The U.S. Supreme Court will hear oral arguments today in the closely watched case of Fisher v. University of Texas at Austin. At issue is whether that public university's use of race as a factor in determining undergraduate admissions violates the Equal Protection Clause of the 14th Amendment.
This will be Fisher's second time before the high court. The justices first considered the case back in October 2012. Eight months later, in June 2013, the Court issued a highly anticlimactic opinion which avoided reaching the constitutional merits and instead sent the case back down to the lower court for further proceedings. Why? As Justice Anthony Kennedy explained in his majority opinion, the U.S. Court of Appeals for the 5th Circuit erred in its Fisher ruling "by deferring to the University's good faith in its use of racial classifications." But "in fairness to the litigants and the courts that heard the case," Kennedy continued, Fisher should "be remanded so that the admissions process can be considered and judged under a correct analysis." The correct analysis the Court had in mind is the exacting standard of judicial review known as strict scrutiny, which is the toughest version of judicial review employed by the courts.
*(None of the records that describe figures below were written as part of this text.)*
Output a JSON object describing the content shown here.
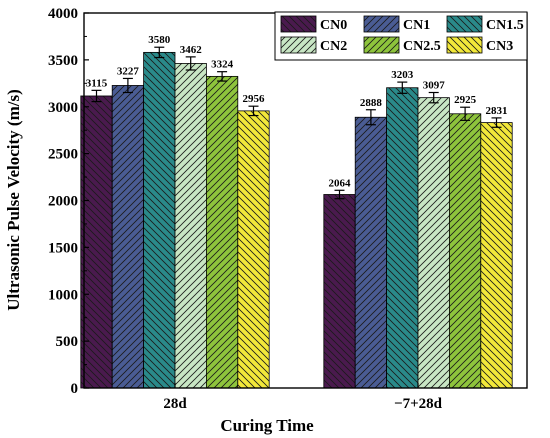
{
  "chart_data": {
    "type": "bar",
    "title": "",
    "xlabel": "Curing Time",
    "ylabel": "Ultrasonic Pulse Velocity (m/s)",
    "ylim": [
      0,
      4000
    ],
    "yticks": [
      0,
      500,
      1000,
      1500,
      2000,
      2500,
      3000,
      3500,
      4000
    ],
    "categories": [
      "28d",
      "−7+28d"
    ],
    "grid": false,
    "legend_position": "top-right",
    "series": [
      {
        "name": "CN0",
        "values": [
          3115,
          2064
        ],
        "errors": [
          60,
          45
        ],
        "color": "#4a1a4e",
        "hatch": "backslash"
      },
      {
        "name": "CN1",
        "values": [
          3227,
          2888
        ],
        "errors": [
          75,
          80
        ],
        "color": "#4a5c94",
        "hatch": "slash"
      },
      {
        "name": "CN1.5",
        "values": [
          3580,
          3203
        ],
        "errors": [
          55,
          60
        ],
        "color": "#2a8a8a",
        "hatch": "backslash"
      },
      {
        "name": "CN2",
        "values": [
          3462,
          3097
        ],
        "errors": [
          70,
          55
        ],
        "color": "#c8e6c4",
        "hatch": "slash"
      },
      {
        "name": "CN2.5",
        "values": [
          3324,
          2925
        ],
        "errors": [
          50,
          70
        ],
        "color": "#8ec43c",
        "hatch": "slash"
      },
      {
        "name": "CN3",
        "values": [
          2956,
          2831
        ],
        "errors": [
          50,
          50
        ],
        "color": "#f2e83a",
        "hatch": "backslash"
      }
    ]
  }
}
Strict scrutiny says that when the government (including a public university such as UT) employs a racial classification, that use of race must 1) serve a compelling government interest, and 2) be narrowly tailored to achieve that compelling interest.
Several months after Kennedy issued that instruction, the 5th Circuit issued its decision on remand. Once again, the 5th Circuit upheld the school's affirmative action plan. Now, once again, the Supreme Court will review the constitutionality of the UT plan for itself.
In essence, the justices are weighing two competing interpretations of what the constitutional guarantee of equal protection means. One side holds that the Constitution is a colorblind document that forbids the use of racial classifications by the government in all but the very rarest of cases. The other side holds that race conscious programs can be a necessary and proper means of ensuring that equal protection includes equal opportunity.